My approach to coding websites involves using a custom CSS framework that I have created from a few basic stylesheets. This includes a reset.css to ensure consistency in margins, paddings, and borders across all browsers, a typography.css for establishing rules on fonts, sizes, and colors for standard elements like paragraphs, lists, and headings, a forms.css for handling form styling, and a wireframe.css inspired by A List Apart's Holy Grail layout.
The wireframe structure I use consists of a header, subheader, container, and footer, with the ability to specify one, two, or three columns within the container by applying the appropriate class.

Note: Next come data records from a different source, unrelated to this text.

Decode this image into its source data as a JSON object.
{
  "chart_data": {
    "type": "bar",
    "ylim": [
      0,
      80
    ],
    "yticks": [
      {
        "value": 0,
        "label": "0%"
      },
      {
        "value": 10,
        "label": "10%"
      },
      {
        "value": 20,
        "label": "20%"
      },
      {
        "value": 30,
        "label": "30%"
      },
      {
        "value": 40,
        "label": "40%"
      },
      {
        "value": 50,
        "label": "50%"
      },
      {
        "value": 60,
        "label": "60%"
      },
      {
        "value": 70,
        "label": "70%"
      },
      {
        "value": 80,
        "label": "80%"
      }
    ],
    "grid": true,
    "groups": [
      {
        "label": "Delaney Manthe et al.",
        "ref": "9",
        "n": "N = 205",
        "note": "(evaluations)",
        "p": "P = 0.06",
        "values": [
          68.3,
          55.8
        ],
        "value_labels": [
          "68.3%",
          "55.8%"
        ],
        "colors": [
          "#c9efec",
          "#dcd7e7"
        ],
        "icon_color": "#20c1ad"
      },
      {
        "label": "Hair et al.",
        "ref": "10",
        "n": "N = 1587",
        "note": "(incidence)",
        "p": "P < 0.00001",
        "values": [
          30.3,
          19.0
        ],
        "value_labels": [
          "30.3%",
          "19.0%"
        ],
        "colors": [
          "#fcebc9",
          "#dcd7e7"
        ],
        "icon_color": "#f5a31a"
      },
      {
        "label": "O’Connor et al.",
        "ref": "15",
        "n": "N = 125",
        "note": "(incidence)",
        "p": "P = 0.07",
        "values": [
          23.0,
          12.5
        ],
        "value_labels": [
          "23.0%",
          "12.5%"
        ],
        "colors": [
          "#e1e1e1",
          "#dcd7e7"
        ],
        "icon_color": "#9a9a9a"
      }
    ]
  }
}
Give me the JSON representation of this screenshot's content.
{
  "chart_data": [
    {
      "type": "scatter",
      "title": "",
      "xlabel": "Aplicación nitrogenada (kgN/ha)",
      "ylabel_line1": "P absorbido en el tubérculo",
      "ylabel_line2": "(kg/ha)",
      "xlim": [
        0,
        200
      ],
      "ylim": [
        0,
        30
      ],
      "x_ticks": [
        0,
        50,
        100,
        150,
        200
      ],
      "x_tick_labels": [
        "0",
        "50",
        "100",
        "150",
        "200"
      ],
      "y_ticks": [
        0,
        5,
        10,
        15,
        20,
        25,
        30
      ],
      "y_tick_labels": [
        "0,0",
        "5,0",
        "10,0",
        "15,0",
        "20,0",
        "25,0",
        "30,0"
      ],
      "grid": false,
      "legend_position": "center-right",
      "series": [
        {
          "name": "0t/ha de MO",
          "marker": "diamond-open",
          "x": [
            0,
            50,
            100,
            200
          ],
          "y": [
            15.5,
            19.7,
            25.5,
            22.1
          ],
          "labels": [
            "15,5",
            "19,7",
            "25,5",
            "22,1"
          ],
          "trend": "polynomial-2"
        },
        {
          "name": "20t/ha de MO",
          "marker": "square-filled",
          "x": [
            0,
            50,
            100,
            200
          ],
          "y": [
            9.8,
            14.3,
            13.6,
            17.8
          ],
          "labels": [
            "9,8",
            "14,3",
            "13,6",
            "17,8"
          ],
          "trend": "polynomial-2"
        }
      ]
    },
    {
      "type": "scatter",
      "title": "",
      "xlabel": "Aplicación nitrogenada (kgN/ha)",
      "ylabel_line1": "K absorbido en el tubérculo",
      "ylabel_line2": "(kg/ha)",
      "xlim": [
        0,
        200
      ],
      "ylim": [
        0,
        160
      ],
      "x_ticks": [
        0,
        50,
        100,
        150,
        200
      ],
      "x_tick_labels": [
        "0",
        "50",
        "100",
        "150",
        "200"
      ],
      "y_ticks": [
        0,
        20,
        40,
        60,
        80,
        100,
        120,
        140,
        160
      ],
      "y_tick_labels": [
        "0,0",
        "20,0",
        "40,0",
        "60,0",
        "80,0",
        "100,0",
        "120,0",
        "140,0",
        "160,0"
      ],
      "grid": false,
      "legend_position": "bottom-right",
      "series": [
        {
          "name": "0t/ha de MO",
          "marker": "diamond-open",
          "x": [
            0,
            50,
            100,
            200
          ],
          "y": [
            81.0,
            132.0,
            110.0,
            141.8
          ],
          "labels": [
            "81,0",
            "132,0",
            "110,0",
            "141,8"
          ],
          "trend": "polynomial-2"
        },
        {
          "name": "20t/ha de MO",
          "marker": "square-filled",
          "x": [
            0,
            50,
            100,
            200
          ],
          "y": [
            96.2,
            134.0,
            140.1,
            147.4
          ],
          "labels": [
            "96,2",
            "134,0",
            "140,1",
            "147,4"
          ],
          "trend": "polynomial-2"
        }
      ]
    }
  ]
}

When building a page, I start by creating the HTML structure in a global manner, beginning with the wireframe sections and then adding divisions within them. I typically populate the header with a h1 heading and a list of main navigation links, sidebars with various content blocks, and the main column with placeholder text. This helps give the page some substance, even if the actual content is nonsensical at this stage.
For each element, such as the navigation menu, I first write the HTML markup without any styling to ensure proper semantics. Once the HTML structure looks good in a style-less browser, I then apply the necessary CSS rules.
All additional styles are added to a separate stylesheet named main.css, organized in a similar structure to the webpage itself. This includes sections for general classes used throughout the site, as well as specific styling for the header, subheader, main column, sidebars, and footer.
This method forces me to consider the semantic structure of each HTML element before applying any styling, while also providing a solid foundation to work from with the pre-defined CSS framework.
(A work-in-progress example can be viewed at pkr.nl/template/, where the forum tab in the top menu leads to a page with a different column layout).